Set time aside each day
We’re not talking hours here, we’re talking 15 to 30 minutes each day to allow your child to read, complete maths problem, or anything that they need to do. Your child may have been set homework to do over the holidays, so why not spend a short time every day working on that homework, saving you a last minute rush before term starts.
Make learning a game
Children love games, and there are so many quick games that can be played to help your child learn. You could create quick flash cards, that contain the correct answer to a question or maths problem, and it’s up to your child to find the correct answer. Depending on the age of your child, you could use flash cards to practice reading or spelling too.
There are so many puzzle books you can buy from retailers, complete online or via an app. Getting your child to do word searches or sudoku every day will really help to keep their brain learning, and this is a much better activity than sitting in front of the telly.
Holiday learning programmes
There are so many people and groups available during the school holidays that are willing to support your child, and these people are most likely to be supported by such schools including the Rossall School. Your child could spend a week attending these learning programmes or benefiting from a private tutor a couple of hours a week to help with a much needed skill.

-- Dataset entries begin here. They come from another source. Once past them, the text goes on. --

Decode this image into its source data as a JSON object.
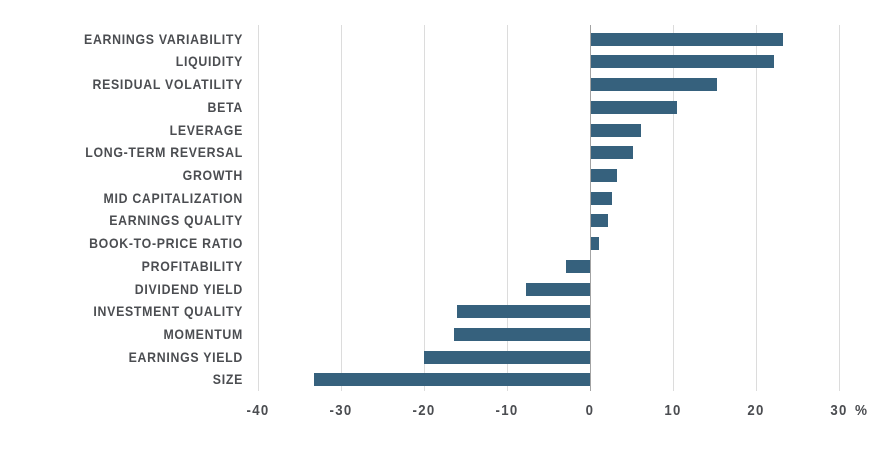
{
  "chart_data": {
    "type": "bar",
    "orientation": "horizontal",
    "title": "",
    "xlabel": "",
    "ylabel": "",
    "unit": "%",
    "xlim": [
      -40,
      30
    ],
    "x_ticks": [
      -40,
      -30,
      -20,
      -10,
      0,
      10,
      20,
      30
    ],
    "grid": "vertical",
    "legend": "none",
    "categories": [
      "EARNINGS VARIABILITY",
      "LIQUIDITY",
      "RESIDUAL VOLATILITY",
      "BETA",
      "LEVERAGE",
      "LONG-TERM REVERSAL",
      "GROWTH",
      "MID CAPITALIZATION",
      "EARNINGS QUALITY",
      "BOOK-TO-PRICE RATIO",
      "PROFITABILITY",
      "DIVIDEND YIELD",
      "INVESTMENT QUALITY",
      "MOMENTUM",
      "EARNINGS YIELD",
      "SIZE"
    ],
    "values": [
      23.1,
      22.1,
      15.2,
      10.4,
      6.0,
      5.1,
      3.1,
      2.5,
      2.0,
      1.0,
      -2.9,
      -7.7,
      -16.0,
      -16.4,
      -20.0,
      -33.2
    ],
    "colors": {
      "bar": "#36617d",
      "gridline": "#dcdcdc",
      "zero_line": "#a3a3a3",
      "text": "#4b4d51",
      "background": "#ffffff"
    }
  }
}
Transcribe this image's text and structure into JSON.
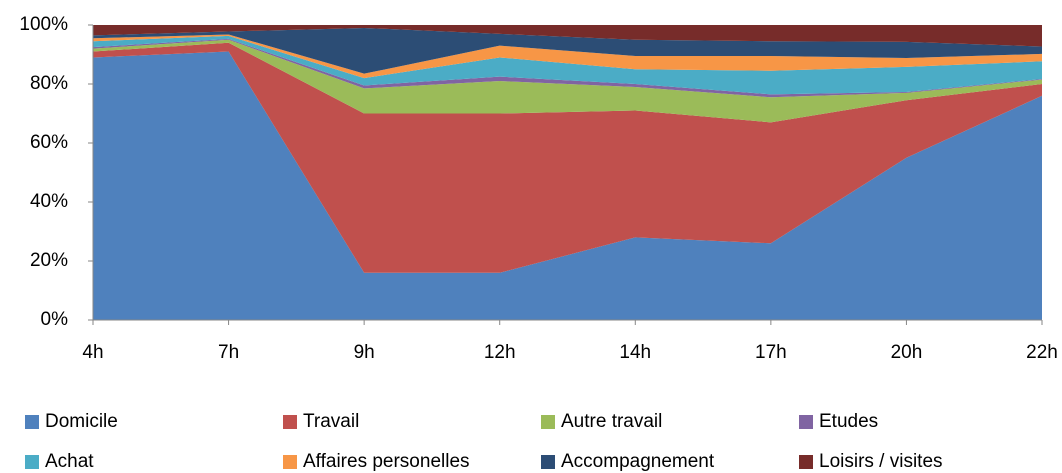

If your child has a brilliant imagination you could ask them to write a weekly story. This will help to expand their imagination, and support with their writing and grammatical skills. I know that when I was younger I loved writing stories and really letting my imagination do the talking.
Take educational trips
During the holidays there are so many local attractions that offer event days, so see what’s on before visiting. You could visit a museum, castle, or period property. All these places offer a wealth of learning material where your child can learn all about science, dinosaurs and history.
Get out and about in your garden
There is so much wildlife on your doorstep, so get outside in your own garden. You could ask your child to go wildlife, insect and bird spotting, and they could be prepared with a list of things to spot. At the same time you could ask your child to pinpoint particular plants, or even help you with the gardening. This is a far better activity than being cooped up indoors all day.
Purchase learning books
Something that I remember from being a child is the amount of learning books that my parents bought us as children. We had Maths books, English books, and books to help us learn during our GCSE’s and A-Levels. See it as a bit of additional education from their normal school education. These books are a brilliant way to keep your child learning during the holidays, and to give structure to that learning.
Focus on specific skills
If you know that your child is struggling in a particular area then spend 15 to 30 minutes a day focusing on that area. You could use flashcards to do that, or learning books. It doesn’t matter how you do it, just spend the time being focused on a specific skills that you and your child want to improve.
As you can there are so many ways that you can support your child and help to keep them learning during the school holidays.
Have you offered additional learning, I would love to know your top tips for keeping your child’s brain ticking over?